Drittens wurde die Bestimmung über Entschädigungsmöglichkeiten für erlittene Schäden gestrichen, was den Schutz von SLAPP-Zielpersonen weiter schwächt. Die Unterzeichner*innen des Briefs betonen, dass die derzeitige Ausrichtung der Richtlinie weit hinter dem ursprünglichen Ziel der Gesetzgebung zurückbleibt - dem Schutz von Journalist*innen, Menschenrechtsverteidiger*innen, Aktivist*innen und dem Recht auf Information in der Europäischen Union.
Das Bündnis appelliert an den deutschen Bundesminister der Justiz, sich auf europäischer Ebene für eine Gesetzgebung einzusetzen, die wirksam vor strategischen Einschüchterungsklagen schützt. Sie fordern, dass während der heute anlaufenden Trilog-Verhandlungen öffentlich getroffene Zusagen in konkrete Maßnahmen umgewandelt werden. Nur ein ehrgeiziger Text, der den Empfehlungen prominenter europäischer Rechtsexpert*innen folgt, könne eine positive Veränderung bewirken und eine wichtige Chance nutzen.

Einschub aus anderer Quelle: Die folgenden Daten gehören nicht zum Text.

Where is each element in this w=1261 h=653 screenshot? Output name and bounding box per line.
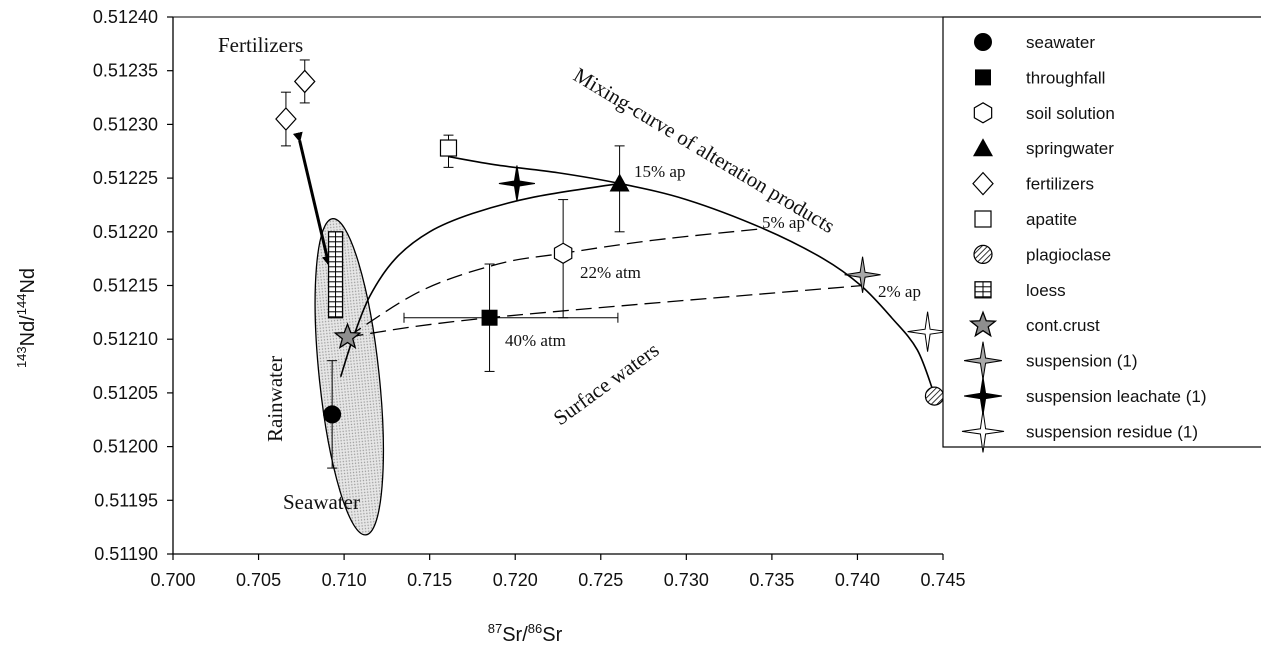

Viele der Kritikpunkte der deutschen zivilgesellschaftlichen Allianz finden sich in einem separaten Appell des UN-Sonderberichterstatters für Umweltschützer im Rahmen der Aarhus-Konvention, Michel Forst, an die ständigen Vertreter der EU und die Regierungen der Mitgliedsstaaten wieder. Forst, der sich zunehmend für SLAPPs als Mittel zur Belästigung und Einschüchterung von Umweltschützern interessiert, fordert, dass diese Gruppe in jedem neuen Gesetz besonders geschützt wird.

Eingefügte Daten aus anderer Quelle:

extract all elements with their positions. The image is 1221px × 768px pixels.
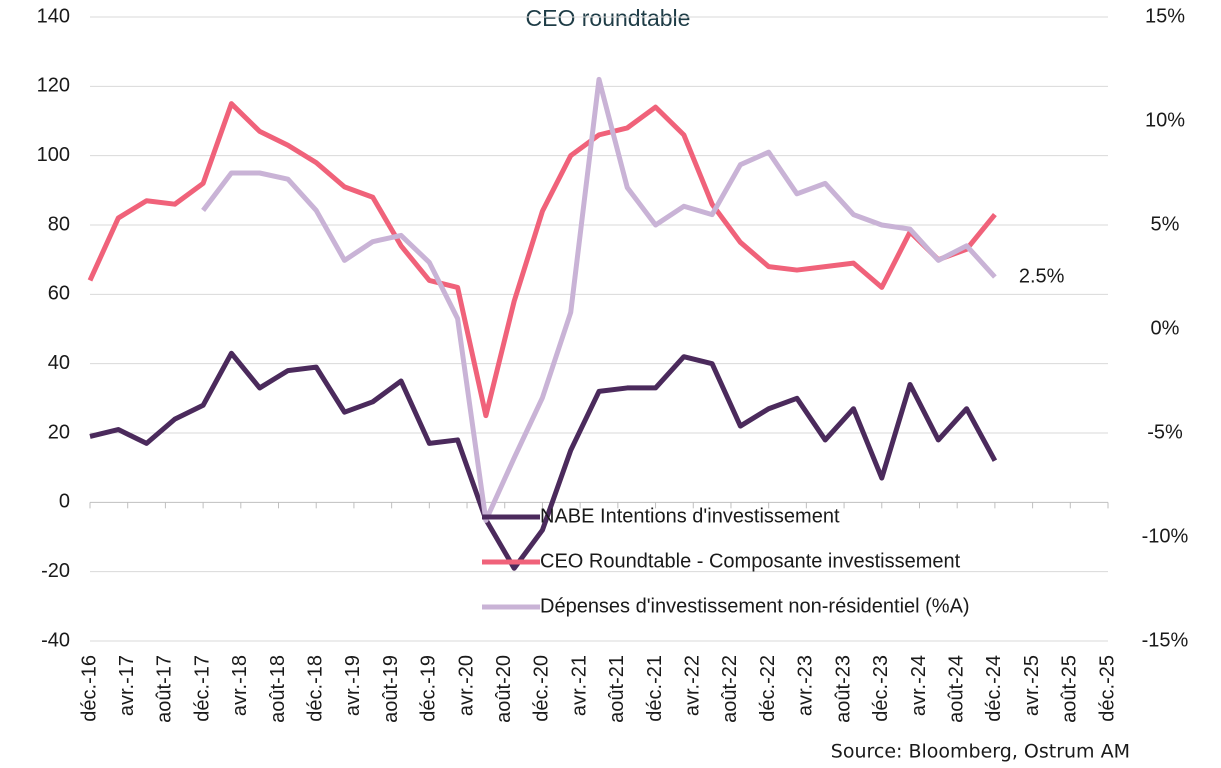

Die Bedrohung der Meinungsfreiheit durch missbräuchliche Gerichtsverfahren ist ein ernstes Problem, dem Journalistinnen, Medienorganisationen und Aktivistinnen in Europa zunehmend ausgesetzt sind. Es ist entscheidend, dass effektive Maßnahmen ergriffen werden, um sie vor juristischen Schikanen zu schützen, die ihre Arbeit beeinträchtigen und das Recht der Öffentlichkeit auf Information verletzen. In diesem Kontext steht der offene Brief des Bündnisses, der ein Bewusstsein für diese Angelegenheit schaffen und politische Entscheidungsträger dazu ermutigen soll, sich für einen umfassenden Schutz vor Rechtsmissbrauch einzusetzen.